A mente humana funciona de um jeito
curioso: equações matemáticas, conclusões filosóficas, a saudade, o amor, entre
outras coisas que o cérebro produz inexplicavelmente. Muito embora os
cientistas estudem esses fenômenos todos os dias, ninguém sabe muito bem como a
nossa mente é capaz de produzir todas essas sensações. Mais do que isso, é
extremamente curioso o que o cérebro faz com todas essas informações, e como
ele as distribui ironicamente em nosso dia-a-dia.
A propósito, lembro-me das palavras
de Milan Kundera, em A Insustentável
Leveza do Ser, quando divaga sobre isso.
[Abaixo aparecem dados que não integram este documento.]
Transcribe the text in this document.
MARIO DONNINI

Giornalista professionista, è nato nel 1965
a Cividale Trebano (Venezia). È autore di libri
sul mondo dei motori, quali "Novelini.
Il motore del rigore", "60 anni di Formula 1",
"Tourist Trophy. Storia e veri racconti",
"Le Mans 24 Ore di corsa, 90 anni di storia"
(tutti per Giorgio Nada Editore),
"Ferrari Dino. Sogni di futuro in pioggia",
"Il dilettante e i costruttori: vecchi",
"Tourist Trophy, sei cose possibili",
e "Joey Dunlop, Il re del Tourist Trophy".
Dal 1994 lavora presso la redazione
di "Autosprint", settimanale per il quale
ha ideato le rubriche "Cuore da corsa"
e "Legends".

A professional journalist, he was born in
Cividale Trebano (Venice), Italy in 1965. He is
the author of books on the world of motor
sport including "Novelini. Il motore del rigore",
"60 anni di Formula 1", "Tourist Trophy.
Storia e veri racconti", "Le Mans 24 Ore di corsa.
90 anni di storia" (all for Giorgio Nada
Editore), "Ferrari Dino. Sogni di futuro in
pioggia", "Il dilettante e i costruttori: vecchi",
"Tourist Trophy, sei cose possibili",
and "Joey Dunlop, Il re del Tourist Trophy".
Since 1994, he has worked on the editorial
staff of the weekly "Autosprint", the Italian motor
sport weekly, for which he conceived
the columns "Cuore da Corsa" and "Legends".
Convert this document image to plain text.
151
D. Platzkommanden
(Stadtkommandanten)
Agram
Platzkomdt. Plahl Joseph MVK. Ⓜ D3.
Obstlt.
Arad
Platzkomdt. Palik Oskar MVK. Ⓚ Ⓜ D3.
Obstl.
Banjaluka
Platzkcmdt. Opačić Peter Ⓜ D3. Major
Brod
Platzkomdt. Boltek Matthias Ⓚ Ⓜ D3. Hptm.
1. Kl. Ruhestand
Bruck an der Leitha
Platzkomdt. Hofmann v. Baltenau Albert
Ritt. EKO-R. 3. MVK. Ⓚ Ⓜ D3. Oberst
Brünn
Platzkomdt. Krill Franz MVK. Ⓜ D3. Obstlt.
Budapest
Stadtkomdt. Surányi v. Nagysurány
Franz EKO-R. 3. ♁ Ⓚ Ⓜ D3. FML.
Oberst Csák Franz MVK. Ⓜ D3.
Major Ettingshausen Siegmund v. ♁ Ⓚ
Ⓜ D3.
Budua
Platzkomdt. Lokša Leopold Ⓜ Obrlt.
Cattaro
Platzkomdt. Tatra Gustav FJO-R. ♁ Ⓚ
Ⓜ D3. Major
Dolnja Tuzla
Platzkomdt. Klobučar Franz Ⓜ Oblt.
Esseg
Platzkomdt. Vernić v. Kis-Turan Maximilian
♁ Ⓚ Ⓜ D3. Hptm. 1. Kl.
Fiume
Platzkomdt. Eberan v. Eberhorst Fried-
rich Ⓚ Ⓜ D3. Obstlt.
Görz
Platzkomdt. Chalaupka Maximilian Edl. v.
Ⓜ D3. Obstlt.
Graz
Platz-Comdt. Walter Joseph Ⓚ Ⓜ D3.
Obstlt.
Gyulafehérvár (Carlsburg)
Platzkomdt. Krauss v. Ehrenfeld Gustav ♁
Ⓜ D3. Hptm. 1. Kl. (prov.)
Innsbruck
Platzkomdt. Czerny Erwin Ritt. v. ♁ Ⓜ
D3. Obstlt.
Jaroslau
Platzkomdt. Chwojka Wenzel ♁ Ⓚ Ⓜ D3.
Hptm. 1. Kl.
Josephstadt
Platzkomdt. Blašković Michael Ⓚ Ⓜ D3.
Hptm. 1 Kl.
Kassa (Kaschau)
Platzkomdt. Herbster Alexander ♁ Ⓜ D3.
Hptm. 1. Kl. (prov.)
Diz o autor tcheco que a mente
funciona com engrenagens, e que elas giram desencadeando sentimentos e emoções.
Segundo ele, a engrenagem da ereção, em um homem, normalmente está atrelada à
engrenagem da imagem de uma bela mulher, razão pela qual um homem talvez se
excite quando vê uma bela mulher; por outro lado, curioso seria se, por um
desígnio do destino, a engrenagem da ereção estivesse atrelada à engrenagem da
imagem de uma andorinha, e então inexplicavelmente um homem poderia ficar
excitado ao observar o voo de uma ave. Apesar da atecnia da explicação, não
vejo problemas no raciocínio; acho-o, inclusive, muito pertinente.
Certa vez, enquanto tomava um copo
d’água na cozinha, peguei-me fitando um saco de batatas timidamente posto no
chão, e a partir daí tive inúmeras lembranças do intercâmbio que fiz em
Portugal, já que a batata fazia parte inseparável das refeições portuguesas e
dos pratos servidos na Faculdade em que lá estudei. Comentei o caso com alguns
colegas e, para o meu espanto, todos narraram histórias parecidas: o cheiro de
algum aromatizante de ar que lembrava uma ex-namorada, uma sobremesa específica
que remontava a alguma data especial, ou mesmo uma colega que dizia que a água
Perrier a fazia lembrar de que não gostara de beber água na França. Vai
explicar! São as engrenagens do cérebro desencadeando, sabe-se lá por quais
motivos, as mais diversas sensações e memórias.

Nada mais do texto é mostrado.